Paaske was at the centre of Oslo’s art scene in the period 1965–80. Her sculpture Extinguished Match (1966) has been called Norway’s first pop-art work. Some 21 years later, Claes Oldenburg, the “father” of pop art, made a variation on the same theme.
By the time of her sudden death at the age of just 43, she had had a dozen solo exhibitions and participated in as many group shows. She had sung with the American jazz musician Don Cherry and published, illustrated, curated and debated. Paaske was an active campaigner for artists’ rights and had collaborated on audio-visual projects with the likes of Arne Nordheim and Jan Garbarek.
But what happened next?
In Volume 7 of the standard edition of Norsk Kunsthistorie (The History of Norwegian Art), published just three years after her death, Paaske isn’t even mentioned. Although she was the editor of Billedkunstneren from 1978 to 1980, the periodical noted her death with nothing more than the headline “Sidsel Paaske is dead” and a short, elegiac poem. Signed “Gro,” the poem was a personal message from her friend and fellow artist Gro Jessen. The editors never issued a formal statement or full obituary.
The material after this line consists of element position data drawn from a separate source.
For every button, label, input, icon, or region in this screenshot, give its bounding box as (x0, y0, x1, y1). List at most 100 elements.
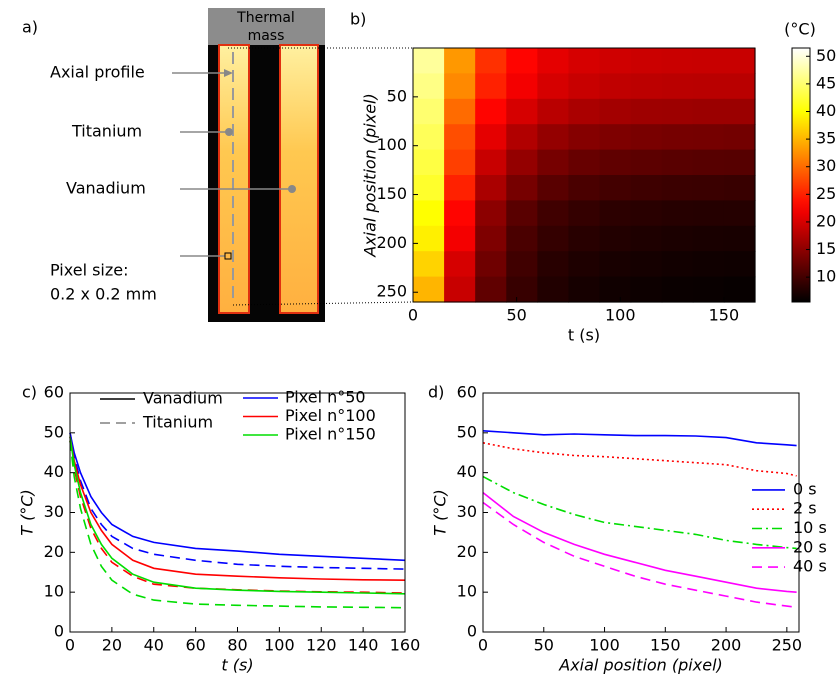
heat-cell (568, 200, 601, 227)
plot-frame (412, 47, 756, 303)
x-tick-label: 50 (534, 636, 554, 655)
heat-cell (537, 124, 570, 151)
colorbar-tick-label: 40 (816, 101, 836, 120)
pixel-size: 0.2 x 0.2 mm (50, 285, 157, 304)
legend-label: Titanium (142, 413, 213, 432)
y-tick-label: 50 (457, 422, 477, 441)
x-tick-label: 40 (144, 636, 164, 655)
heat-cell (537, 98, 570, 125)
x-axis-label: t (s) (221, 656, 253, 675)
y-tick-label: 0 (467, 622, 477, 641)
heat-cell (506, 175, 538, 201)
heat-cell (599, 48, 632, 74)
panel-label: d) (428, 383, 444, 402)
heat-cell (444, 225, 476, 252)
colorbar-tick-label: 50 (816, 46, 836, 65)
data-line (69, 432, 406, 562)
heat-cell (630, 200, 663, 227)
heat-cell (599, 124, 632, 151)
pixel-marker (224, 252, 232, 260)
heat-cell (692, 48, 725, 74)
colorbar-label: (°C) (784, 20, 816, 39)
vanadium-strip (279, 44, 319, 314)
heat-cell (413, 73, 445, 100)
label: Axial profile (50, 63, 145, 82)
heat-cell (630, 48, 663, 74)
y-tick-label: 20 (44, 542, 64, 561)
x-tick-label: 150 (709, 306, 740, 325)
legend-label: 40 s (793, 557, 827, 576)
x-tick-label: 200 (711, 636, 742, 655)
y-tick-label: 10 (44, 582, 64, 601)
heat-cell (692, 73, 725, 100)
heat-cell (599, 98, 632, 125)
mass-label: mass (248, 28, 285, 44)
heat-cell (723, 175, 756, 201)
label: Vanadium (66, 179, 146, 198)
heat-cell (661, 73, 694, 100)
x-tick-label: 100 (589, 636, 620, 655)
heat-cell (413, 175, 445, 201)
heat-cell (413, 200, 445, 227)
heat-cell (475, 48, 507, 74)
heat-cell (413, 276, 445, 303)
heat-cell (723, 73, 756, 100)
heat-cell (568, 276, 601, 303)
heat-cell (537, 251, 570, 278)
x-tick-label: 150 (650, 636, 681, 655)
heat-cell (475, 73, 507, 100)
y-tick-label: 10 (457, 582, 477, 601)
x-tick-label: 100 (605, 306, 636, 325)
y-tick-label: 40 (457, 462, 477, 481)
data-line (482, 491, 797, 593)
arrow-head (224, 69, 233, 77)
data-line (69, 440, 406, 594)
colorbar-tick-label: 10 (816, 267, 836, 286)
panel-label: a) (22, 18, 38, 37)
legend-label: 10 s (793, 518, 827, 537)
y-tick-label: 150 (376, 184, 407, 203)
heat-cell (444, 73, 476, 100)
heat-cell (661, 276, 694, 303)
heat-cell (630, 175, 663, 201)
y-tick-label: 60 (457, 383, 477, 402)
heat-cell (630, 225, 663, 252)
heat-cell (630, 98, 663, 125)
y-tick-label: 50 (387, 86, 407, 105)
heat-cell (692, 98, 725, 125)
x-tick-label: 20 (102, 636, 122, 655)
pixel-size: Pixel size: (50, 261, 129, 280)
heat-cell (444, 149, 476, 176)
legend-label: Pixel n°50 (285, 388, 366, 407)
heat-cell (723, 98, 756, 125)
heat-cell (568, 73, 601, 100)
heat-cell (444, 276, 476, 303)
legend-label: 0 s (793, 479, 817, 498)
x-axis-label: t (s) (568, 326, 600, 345)
y-tick-label: 60 (44, 383, 64, 402)
heat-cell (568, 175, 601, 201)
x-tick-label: 120 (306, 636, 337, 655)
colorbar (791, 47, 811, 303)
plot-frame (69, 392, 406, 633)
label: Titanium (71, 122, 142, 141)
heat-cell (444, 48, 476, 74)
heat-cell (630, 124, 663, 151)
heat-cell (413, 98, 445, 125)
y-tick-label: 30 (457, 502, 477, 521)
heat-cell (475, 251, 507, 278)
y-axis-label: Axial position (pixel) (361, 93, 380, 258)
colorbar-tick-label: 25 (816, 184, 836, 203)
heat-cell (475, 149, 507, 176)
heat-cell (444, 251, 476, 278)
colorbar-tick-label: 20 (816, 211, 836, 230)
heat-cell (568, 98, 601, 125)
heat-cell (599, 225, 632, 252)
y-tick-label: 40 (44, 462, 64, 481)
heat-cell (568, 48, 601, 74)
heat-cell (630, 251, 663, 278)
heat-cell (506, 124, 538, 151)
pointer-dot (225, 128, 233, 136)
heat-cell (630, 73, 663, 100)
data-line (482, 442, 797, 477)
It wasn’t until 1989 that a commemorative exhibition was organised.
In this exhibition we seek to understand how an artist as complex and interesting as Paaske could be so neglected by posterity. Why has Paaske’s Extinguished Match not been accorded the central place in Norwegian art history, as it deserves? Why have Paaske’s artistic achievements not been taken seriously? And what are the mechanisms that determine the process of canonisation?